Like Evans, Cunego’s training is planned by the Mapei Centre in Castellanza. He began his collaboration with the centre last autumn, after a season in which he failed to land a win of any description.
“The first evaluation was an endurance test and that gave us confirmation of his good base values,” coach Andrea Morelli said. “Values which are similar to Evans’ in certain respects, in that he is a rider suited both to Classics and Grand Tours.”
Given his potential in a wide variety of races, Cunego admitted that he had spread himself too thinly in 2010, and one of the key changes he made ahead of his season was to put together a leaner and more focused racing programme. Cunego was also encouraged to change his climbing style, particularly on longer ascensions.

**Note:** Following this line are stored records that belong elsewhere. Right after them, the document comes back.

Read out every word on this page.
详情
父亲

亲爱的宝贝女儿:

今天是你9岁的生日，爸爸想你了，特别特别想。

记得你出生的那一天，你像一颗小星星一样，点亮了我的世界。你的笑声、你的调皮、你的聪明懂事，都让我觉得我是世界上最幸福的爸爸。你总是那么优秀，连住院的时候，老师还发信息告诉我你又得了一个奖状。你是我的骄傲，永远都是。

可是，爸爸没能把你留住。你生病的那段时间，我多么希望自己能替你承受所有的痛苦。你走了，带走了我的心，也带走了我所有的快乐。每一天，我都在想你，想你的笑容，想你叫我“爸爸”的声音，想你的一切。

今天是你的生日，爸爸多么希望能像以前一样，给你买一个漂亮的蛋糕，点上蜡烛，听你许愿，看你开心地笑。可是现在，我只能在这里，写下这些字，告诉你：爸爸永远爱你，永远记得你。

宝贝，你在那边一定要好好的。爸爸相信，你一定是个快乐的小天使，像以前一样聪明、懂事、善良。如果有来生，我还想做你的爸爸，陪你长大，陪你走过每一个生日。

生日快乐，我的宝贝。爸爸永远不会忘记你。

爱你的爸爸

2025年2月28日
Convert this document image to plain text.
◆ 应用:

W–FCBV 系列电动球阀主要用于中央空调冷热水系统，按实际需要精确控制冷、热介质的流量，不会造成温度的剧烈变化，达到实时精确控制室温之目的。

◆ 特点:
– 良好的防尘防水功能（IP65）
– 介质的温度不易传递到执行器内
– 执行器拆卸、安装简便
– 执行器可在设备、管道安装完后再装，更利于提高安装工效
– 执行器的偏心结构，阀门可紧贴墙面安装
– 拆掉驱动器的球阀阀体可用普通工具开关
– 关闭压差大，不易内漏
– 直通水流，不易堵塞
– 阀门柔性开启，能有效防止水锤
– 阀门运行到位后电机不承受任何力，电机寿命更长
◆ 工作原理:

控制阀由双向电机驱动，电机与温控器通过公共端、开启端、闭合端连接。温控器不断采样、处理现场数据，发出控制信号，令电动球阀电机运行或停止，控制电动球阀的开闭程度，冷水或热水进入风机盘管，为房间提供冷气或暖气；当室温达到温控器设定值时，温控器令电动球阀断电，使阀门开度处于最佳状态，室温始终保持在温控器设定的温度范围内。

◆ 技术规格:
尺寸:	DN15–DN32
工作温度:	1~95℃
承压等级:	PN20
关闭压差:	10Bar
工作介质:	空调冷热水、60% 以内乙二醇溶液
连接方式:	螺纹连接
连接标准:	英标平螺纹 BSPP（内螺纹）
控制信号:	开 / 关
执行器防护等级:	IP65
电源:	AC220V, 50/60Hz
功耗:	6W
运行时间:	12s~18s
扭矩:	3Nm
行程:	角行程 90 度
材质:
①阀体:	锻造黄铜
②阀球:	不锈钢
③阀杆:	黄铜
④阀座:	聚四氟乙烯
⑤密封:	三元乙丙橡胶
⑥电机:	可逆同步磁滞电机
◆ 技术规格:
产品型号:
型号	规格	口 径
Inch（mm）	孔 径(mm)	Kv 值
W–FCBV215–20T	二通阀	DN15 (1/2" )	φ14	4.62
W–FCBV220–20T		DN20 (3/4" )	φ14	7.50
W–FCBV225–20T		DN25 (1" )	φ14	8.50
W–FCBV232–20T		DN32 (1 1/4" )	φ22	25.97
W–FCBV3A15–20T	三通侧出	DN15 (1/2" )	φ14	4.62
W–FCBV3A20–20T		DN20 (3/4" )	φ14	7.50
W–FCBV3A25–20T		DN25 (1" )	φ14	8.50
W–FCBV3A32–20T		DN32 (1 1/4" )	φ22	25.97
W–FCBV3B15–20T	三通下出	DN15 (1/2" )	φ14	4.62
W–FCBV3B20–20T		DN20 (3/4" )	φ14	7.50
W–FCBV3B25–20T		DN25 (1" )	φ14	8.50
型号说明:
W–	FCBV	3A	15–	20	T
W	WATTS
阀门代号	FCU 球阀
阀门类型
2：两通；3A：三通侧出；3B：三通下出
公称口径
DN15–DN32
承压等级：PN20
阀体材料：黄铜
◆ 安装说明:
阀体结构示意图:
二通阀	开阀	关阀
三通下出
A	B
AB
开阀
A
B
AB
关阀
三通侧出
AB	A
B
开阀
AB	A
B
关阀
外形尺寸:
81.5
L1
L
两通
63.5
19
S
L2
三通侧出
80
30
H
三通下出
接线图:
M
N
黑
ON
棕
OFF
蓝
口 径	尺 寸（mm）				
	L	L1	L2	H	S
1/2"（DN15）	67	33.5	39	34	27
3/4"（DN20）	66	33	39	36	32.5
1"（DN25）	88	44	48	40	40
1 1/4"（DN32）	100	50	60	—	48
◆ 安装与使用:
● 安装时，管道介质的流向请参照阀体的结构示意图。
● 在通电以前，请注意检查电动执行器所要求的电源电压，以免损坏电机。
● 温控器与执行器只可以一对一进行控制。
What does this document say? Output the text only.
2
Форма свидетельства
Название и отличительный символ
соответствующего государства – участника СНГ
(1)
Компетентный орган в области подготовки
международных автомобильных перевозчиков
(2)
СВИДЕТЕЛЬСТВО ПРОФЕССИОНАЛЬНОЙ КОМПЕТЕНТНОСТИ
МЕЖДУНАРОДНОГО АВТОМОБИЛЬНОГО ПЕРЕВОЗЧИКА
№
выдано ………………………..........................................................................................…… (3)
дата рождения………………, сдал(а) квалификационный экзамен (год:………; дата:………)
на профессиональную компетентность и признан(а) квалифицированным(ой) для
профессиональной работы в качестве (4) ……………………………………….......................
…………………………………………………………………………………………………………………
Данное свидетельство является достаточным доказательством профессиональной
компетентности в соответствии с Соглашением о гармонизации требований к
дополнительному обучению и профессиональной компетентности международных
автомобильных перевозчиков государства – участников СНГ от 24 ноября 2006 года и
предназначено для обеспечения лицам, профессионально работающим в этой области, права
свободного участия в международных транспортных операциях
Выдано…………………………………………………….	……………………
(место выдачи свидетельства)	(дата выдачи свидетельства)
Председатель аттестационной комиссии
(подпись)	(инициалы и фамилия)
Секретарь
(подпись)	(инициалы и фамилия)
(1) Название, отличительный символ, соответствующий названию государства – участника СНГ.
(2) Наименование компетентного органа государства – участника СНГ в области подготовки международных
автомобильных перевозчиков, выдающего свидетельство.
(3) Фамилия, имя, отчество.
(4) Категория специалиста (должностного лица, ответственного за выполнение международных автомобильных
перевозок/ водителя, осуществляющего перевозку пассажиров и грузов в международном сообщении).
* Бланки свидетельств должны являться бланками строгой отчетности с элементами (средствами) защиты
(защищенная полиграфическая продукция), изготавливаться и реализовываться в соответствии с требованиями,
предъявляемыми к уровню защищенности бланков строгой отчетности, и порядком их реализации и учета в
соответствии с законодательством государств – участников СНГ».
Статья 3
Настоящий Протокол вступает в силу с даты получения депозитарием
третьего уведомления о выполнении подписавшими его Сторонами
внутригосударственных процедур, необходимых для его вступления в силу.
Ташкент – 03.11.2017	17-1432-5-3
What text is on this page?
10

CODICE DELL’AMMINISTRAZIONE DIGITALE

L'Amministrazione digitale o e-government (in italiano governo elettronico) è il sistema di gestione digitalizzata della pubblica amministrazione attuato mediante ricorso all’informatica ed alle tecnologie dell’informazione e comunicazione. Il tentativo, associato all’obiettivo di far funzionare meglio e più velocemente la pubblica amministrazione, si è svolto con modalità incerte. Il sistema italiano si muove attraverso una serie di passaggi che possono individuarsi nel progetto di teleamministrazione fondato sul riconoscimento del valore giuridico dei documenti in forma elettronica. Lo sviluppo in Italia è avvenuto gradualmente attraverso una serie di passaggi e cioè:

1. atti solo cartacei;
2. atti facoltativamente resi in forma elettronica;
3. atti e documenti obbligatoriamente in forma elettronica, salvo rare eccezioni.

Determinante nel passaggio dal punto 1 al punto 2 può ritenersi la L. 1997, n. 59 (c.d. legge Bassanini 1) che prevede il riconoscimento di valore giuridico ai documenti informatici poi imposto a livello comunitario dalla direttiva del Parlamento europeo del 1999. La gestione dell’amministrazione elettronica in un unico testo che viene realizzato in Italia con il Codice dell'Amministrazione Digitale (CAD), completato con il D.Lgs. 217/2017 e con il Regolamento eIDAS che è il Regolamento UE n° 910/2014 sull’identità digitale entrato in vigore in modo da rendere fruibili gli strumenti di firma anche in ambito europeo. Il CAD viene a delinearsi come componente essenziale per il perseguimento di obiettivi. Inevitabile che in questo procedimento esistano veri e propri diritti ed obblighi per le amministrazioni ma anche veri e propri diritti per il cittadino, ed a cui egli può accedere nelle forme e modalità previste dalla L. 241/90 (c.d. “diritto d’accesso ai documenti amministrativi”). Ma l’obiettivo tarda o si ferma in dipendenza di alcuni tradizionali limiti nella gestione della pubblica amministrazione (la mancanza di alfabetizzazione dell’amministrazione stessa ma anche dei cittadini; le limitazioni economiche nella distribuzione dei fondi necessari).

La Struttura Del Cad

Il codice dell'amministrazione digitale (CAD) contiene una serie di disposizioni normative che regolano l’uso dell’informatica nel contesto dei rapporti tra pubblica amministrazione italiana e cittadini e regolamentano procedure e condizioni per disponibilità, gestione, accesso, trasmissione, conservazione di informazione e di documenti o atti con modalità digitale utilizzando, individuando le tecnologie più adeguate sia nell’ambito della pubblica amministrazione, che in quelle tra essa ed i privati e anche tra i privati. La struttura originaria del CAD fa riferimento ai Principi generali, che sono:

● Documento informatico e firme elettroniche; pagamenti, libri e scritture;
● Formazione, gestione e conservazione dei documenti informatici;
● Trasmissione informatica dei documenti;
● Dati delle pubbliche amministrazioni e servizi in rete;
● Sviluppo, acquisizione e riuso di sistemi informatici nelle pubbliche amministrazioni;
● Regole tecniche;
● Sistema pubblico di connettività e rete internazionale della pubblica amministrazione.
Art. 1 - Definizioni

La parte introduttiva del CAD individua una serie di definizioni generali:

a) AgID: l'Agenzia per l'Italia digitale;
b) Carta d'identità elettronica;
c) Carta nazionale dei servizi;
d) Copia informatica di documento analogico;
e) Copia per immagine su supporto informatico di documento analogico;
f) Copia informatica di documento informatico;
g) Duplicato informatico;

“We changed the way Cunego tackled resistance climbs, lowering his cadence,” Morelli said. “Then we worked on his speed with sprints and variations in rhythm behind a scooter to give him back the characteristics that made him able to win from small groups.”
Perhaps the most crucial change was to Cunego’s weight, however. With slight changes to his diet, the Italian has lost 5kg since his first visit to the Mapei Centre in October. He now has an in-form weight of between 58 and 58.5kg, something which made all the difference on the long climbs of the Tour de France.
Somewhat unusually for a Grand Tour rider, however, Cunego does not race or train using a power-meter, a situation which Morelli hopes will change in the off-season.
“There’s a technical problem with the team that I hope will be resolved as soon as possible,” Morelli said. “Lampre, perhaps for sponsorship reasons, don’t use instruments to measure power. And that data, especially from races, is real data, and thus particularly important.”